A recent article in the Elsevier Journal authored jointly by scientific researchers from Universities and hospitals in Taiwan, USA and France examines the roles played by the nose and mouth in facilitating nitric oxide as a possible treatment for respiratory distress such as COVID-19.
Nasally inhaled nitric oxide (NO) has been used as a rescue treatment to improve arterial oxygenation against acute respiratory distress syndrome. It was used in 2002-2003 during the SARS epidemic with benefits for patients including improved arterial oxygenation, decreased pulmonary hypertension and reduced spread and density of lung infiltrates.
NO is produced in the para-nasal sinuses. It diffuses into the airways and lungs where it dilates blood vessels and airways. This can result in lower blood pressure and easier breathing.
NO also facilitates the removal of dust and viral particles from the respiratory tract. It produces antimicrobial effects against a broad range of microbes including bacteria and viruses which may help prevent pulmonary infections.
Importantly and in the context of COVID-19, NO inactivates viruses by modifying proteins and nucleic acids that are essential for viral replication.
In humans, higher base levels of exhaled NO are associated with fewer symptoms of the common cold, suggesting that nasally produced NO represents one of the body’s endogenous defence mechanisms against viruses in the airways.
Mouth breathing reduces NO levels in the airways and also deprives the body of the filtering, warming and humidifying effects produced by nasally inhaled air.
Anecdotal observations suggest that sealing the mouth with adhesive tape while sleeping# reduces common colds by permitting nasal breathing to increase NO levels in the airways and decrease the viral load during sleep and allow the immune system more time to mount an effective antiviral response.
[#As a Breathing retrainer using the Buteyko method I do not recommend simply taping the mouth without first having prepared for this by first ensuring the nose is clear and free from blockages and then by carrying out the recommended breathing exercises including practising mouth taping during the day.
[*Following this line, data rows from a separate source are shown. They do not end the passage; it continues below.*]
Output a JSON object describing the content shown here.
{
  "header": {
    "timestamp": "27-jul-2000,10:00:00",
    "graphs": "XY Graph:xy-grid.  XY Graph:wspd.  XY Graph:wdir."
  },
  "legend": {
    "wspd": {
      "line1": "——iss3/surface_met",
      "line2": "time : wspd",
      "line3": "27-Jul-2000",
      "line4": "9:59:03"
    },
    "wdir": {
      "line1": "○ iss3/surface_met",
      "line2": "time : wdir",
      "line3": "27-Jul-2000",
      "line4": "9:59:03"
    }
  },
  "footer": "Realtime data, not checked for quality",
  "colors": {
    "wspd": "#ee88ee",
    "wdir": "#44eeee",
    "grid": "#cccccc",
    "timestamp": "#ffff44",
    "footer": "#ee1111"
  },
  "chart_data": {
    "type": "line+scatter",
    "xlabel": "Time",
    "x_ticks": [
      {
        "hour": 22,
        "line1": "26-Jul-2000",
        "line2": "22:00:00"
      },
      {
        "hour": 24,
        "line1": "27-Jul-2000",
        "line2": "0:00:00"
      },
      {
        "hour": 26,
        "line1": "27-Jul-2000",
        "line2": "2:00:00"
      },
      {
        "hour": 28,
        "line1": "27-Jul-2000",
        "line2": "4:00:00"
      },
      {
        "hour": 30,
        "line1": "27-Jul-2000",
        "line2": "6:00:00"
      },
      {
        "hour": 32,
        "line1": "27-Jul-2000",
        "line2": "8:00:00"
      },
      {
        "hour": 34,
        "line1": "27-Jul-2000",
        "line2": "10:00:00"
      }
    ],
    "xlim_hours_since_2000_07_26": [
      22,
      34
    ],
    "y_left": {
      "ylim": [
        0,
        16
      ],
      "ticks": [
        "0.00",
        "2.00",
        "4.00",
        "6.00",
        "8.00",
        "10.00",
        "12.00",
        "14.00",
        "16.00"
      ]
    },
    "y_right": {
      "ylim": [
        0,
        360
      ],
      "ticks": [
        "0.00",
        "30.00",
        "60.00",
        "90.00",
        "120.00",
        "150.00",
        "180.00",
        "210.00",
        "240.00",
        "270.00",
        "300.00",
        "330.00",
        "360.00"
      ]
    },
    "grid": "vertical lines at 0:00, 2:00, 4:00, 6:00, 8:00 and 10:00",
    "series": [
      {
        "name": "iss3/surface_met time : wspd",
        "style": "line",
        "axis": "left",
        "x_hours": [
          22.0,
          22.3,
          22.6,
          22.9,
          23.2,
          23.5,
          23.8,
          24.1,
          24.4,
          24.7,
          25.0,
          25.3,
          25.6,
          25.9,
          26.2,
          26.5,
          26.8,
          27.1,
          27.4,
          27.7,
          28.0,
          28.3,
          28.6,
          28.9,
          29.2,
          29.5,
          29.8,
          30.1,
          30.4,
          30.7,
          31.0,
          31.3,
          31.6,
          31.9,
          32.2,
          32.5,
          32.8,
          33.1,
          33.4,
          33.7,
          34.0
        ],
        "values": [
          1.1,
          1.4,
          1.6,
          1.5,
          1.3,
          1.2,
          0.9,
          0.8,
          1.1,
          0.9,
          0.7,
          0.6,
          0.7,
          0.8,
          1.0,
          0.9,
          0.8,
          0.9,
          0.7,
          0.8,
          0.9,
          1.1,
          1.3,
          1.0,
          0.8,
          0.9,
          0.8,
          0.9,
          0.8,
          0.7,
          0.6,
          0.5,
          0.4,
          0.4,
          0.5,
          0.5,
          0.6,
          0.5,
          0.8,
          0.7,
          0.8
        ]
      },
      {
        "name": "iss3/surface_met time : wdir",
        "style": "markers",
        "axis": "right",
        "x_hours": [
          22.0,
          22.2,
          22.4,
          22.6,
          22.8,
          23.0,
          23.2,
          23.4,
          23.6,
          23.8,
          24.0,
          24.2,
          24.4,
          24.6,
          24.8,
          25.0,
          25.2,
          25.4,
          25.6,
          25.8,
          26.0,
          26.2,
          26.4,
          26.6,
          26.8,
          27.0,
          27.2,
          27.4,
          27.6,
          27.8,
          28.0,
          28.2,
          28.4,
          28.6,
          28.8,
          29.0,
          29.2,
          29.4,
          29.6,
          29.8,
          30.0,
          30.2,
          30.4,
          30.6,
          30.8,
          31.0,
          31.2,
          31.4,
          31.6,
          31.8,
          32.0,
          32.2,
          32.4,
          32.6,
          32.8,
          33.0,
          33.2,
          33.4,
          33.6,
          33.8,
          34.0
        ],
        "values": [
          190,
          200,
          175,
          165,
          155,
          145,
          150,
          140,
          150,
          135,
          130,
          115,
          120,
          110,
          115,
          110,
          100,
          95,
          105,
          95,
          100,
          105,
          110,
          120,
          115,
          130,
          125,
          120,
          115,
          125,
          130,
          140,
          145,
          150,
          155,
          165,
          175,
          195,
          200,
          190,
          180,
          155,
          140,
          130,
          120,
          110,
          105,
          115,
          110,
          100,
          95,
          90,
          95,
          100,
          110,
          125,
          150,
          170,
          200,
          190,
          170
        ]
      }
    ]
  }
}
Many people simply breathe too much air and at too fast a rate to simply switch to taped nasal breathing while sleeping. Often dysfunctional breathers are anxious and there is a risk that attempting to convert to exclusive nasal breathing without properly preparing for this change of habit can exacerbate the levels of stress and anxiety which may be currently experienced. In conclusion please consider this anecdotal observation as one that has merit but which should only be followed with proper guidance.]